We’ve reached the halfway point in the beekeeper’s winter (October 1st thru March 31st)! So far, the winter in central Wisconsin has been upside down. Snow in October and warmer weather in December. Hopefully your bees are warm and snug in their hives because January is usually the critical time frame when the majority of winter losses occur.
December 29th, 49F, 12:30PM
On the last few days of December I went out and checked my hives and winter nucs. It was odd to not trudge through the snow on my rounds. I added emergency sugar to those hives that needed it. As mentioned previously the bee clusters in almost all hives were in the upper brood chamber. Other ECWBA members reported the same observation at the December club meeting.
The winter nucs are doing well also. Two weeks ago I thought the nuc on the right side was dead. They proved me wrong and made a showing in the warm weather.
So far 98% of my hives and 98% of the winter nucs are alive. The survival of the nucs continues to surprise me. Weren't we always told that it takes a big cluster to get through winter? The mite control and feeding last summer and fall is paying off. But to repeat, January is usually the critical time for hive survival. At that time, when in tight cluster and immobilized by the extreme cold, the bees are most susceptible to varroa born viruses and starvation. At any rate I will be worrying about their survival until the end of March. The worrying is the plight of all dedicated beekeepers.
January is the time when the queen also begins slowly laying again. This will limit the movement of the cluster since the eggs and brood must be kept warm. Consequently, the chances of starvation are increased. Placing an emergency sugar disc in the center of the hive on the top of the frames will lessen the chances of starvation. The cost of a few pounds of sugar is cheap insurance against starvation and the need to buy a replacement package or nuc.

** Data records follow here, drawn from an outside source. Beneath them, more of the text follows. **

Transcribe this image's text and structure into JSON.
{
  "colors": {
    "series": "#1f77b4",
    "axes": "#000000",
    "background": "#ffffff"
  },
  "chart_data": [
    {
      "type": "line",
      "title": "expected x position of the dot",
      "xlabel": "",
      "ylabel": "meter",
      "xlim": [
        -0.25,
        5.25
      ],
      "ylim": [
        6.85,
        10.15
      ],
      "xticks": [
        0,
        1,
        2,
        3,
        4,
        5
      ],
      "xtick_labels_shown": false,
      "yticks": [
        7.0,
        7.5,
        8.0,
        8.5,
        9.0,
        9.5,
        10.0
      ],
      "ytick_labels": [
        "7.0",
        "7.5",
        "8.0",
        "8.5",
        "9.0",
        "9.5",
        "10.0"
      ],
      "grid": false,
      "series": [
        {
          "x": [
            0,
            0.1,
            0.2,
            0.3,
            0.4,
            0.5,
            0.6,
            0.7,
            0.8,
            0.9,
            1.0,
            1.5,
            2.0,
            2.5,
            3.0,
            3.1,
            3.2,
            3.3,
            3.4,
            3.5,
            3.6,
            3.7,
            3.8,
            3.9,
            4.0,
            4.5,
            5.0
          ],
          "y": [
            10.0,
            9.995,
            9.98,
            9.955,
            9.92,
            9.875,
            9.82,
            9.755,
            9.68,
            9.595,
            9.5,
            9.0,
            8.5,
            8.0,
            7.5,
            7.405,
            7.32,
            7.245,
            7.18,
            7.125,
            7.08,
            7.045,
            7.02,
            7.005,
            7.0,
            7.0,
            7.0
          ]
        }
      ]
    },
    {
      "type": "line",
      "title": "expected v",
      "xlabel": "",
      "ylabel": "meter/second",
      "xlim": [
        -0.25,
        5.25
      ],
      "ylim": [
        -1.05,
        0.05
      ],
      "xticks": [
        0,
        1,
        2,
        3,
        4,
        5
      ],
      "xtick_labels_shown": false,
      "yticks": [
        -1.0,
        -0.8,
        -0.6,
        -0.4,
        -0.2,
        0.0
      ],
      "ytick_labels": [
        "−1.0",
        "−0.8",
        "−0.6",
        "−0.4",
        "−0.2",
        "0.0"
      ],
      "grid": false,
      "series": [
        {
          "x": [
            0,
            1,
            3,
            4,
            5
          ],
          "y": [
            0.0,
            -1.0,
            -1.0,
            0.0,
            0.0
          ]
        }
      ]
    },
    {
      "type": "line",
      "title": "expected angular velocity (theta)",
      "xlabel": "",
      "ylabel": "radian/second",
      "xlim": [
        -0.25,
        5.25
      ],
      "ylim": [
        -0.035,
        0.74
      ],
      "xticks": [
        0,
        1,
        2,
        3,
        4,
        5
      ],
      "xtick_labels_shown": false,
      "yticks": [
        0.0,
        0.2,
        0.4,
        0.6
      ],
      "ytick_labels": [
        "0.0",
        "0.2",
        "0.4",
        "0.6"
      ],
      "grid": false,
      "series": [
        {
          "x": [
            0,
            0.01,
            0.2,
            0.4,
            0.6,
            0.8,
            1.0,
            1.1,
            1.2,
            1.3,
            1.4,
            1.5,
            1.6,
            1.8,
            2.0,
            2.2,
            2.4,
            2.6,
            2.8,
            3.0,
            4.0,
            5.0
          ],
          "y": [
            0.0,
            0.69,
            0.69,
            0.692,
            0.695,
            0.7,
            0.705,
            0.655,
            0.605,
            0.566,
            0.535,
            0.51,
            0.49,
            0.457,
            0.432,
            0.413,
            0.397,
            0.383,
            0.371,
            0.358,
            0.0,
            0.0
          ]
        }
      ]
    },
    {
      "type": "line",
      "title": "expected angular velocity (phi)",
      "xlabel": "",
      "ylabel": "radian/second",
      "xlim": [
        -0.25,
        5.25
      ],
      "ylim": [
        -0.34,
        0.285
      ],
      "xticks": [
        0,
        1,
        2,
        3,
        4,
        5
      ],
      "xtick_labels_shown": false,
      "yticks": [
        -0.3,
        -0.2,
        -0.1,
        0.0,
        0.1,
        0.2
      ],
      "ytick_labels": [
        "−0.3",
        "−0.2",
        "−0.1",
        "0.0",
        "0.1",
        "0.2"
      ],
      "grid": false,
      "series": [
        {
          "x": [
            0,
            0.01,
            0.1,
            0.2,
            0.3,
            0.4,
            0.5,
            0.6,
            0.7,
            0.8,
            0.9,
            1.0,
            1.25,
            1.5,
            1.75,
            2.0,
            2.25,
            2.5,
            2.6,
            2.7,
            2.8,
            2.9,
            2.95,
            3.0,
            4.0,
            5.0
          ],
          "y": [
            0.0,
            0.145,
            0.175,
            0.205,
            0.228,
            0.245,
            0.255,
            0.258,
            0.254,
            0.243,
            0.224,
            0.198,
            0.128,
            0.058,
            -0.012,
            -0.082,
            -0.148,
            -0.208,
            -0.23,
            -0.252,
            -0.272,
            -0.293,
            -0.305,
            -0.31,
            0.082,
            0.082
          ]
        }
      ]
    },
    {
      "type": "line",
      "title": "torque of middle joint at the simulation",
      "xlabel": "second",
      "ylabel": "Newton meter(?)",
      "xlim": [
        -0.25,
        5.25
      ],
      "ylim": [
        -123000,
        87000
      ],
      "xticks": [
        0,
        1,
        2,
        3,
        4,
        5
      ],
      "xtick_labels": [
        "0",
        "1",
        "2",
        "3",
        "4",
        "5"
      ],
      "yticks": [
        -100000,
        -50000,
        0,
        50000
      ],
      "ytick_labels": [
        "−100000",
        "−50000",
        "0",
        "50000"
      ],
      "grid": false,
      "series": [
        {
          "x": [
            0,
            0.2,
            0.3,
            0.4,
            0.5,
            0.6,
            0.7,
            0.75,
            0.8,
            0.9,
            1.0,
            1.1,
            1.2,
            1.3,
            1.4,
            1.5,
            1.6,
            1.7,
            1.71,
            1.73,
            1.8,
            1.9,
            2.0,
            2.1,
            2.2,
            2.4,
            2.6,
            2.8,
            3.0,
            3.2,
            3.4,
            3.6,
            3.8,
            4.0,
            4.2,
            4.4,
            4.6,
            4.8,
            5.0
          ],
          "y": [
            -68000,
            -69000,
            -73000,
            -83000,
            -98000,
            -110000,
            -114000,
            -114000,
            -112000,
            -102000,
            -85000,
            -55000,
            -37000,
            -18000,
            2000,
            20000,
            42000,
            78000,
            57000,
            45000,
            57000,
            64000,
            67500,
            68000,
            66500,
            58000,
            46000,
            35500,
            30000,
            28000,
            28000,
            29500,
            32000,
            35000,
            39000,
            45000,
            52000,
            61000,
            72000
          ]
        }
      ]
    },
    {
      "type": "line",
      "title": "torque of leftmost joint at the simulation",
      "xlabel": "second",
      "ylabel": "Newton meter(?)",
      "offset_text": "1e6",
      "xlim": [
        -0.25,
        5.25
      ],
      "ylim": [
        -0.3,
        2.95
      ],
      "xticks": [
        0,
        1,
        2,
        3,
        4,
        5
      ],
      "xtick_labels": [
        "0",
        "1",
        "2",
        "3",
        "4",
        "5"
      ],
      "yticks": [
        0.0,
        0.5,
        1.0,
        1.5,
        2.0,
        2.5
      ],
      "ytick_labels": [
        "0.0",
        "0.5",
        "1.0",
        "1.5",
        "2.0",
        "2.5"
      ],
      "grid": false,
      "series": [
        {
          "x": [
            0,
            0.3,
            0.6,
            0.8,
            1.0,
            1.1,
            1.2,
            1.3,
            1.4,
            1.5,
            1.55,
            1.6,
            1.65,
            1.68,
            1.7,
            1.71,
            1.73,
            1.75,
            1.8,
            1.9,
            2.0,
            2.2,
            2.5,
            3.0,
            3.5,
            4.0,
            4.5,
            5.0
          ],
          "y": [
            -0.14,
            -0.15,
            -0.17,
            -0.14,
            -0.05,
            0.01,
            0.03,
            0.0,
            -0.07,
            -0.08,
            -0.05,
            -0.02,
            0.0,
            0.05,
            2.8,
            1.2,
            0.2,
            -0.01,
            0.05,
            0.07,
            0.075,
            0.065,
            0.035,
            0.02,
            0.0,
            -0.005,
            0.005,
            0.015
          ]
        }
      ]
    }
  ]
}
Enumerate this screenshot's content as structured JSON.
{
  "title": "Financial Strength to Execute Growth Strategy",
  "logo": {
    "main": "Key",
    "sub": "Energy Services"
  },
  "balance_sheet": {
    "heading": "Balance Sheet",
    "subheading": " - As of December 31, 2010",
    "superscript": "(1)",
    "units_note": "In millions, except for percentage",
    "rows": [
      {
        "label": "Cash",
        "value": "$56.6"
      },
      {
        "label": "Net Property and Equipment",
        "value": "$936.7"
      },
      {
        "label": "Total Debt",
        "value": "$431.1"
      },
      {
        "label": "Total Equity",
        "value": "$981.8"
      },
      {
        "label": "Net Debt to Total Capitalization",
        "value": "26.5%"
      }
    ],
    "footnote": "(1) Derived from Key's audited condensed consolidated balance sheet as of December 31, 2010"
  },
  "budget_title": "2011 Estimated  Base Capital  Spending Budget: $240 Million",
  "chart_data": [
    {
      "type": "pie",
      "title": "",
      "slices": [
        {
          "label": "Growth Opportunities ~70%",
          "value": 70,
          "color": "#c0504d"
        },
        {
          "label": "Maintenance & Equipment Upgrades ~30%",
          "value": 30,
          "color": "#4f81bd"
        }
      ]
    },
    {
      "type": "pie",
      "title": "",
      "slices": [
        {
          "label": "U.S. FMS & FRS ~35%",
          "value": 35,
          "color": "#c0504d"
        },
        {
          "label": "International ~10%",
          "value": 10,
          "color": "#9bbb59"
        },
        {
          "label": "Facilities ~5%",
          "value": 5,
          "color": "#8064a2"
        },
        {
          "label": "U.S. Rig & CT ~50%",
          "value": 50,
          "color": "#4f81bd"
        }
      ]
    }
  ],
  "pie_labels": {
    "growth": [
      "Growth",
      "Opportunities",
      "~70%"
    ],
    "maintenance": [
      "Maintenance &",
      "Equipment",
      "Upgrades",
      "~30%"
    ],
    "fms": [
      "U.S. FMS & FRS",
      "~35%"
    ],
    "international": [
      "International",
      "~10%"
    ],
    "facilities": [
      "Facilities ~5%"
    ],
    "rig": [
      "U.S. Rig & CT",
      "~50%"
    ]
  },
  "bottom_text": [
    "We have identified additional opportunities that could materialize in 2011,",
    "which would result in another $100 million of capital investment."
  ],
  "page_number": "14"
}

On the cold and rainy and snowy days in January I will be assembling additional frames. Call me a traditionalist, but I feel the bees like wooden frames with wax foundation over the newfangled plastic frames. In my experience the bees seem to ignore and not draw out plastic frames more than a year old. Apparently, the ultra thin wax coating sprayed on the plastic evaporates over time and after that the bees avoid using it. Dealing with undrawn plastic frames is just another task that I would like to avoid in the rush of the summer beekeeping season. Instead I build a wax foundation frames in the winter. One of the myriad of different choices a different beekeepers routinely make. If you like plastic frames and foundation go with your preference.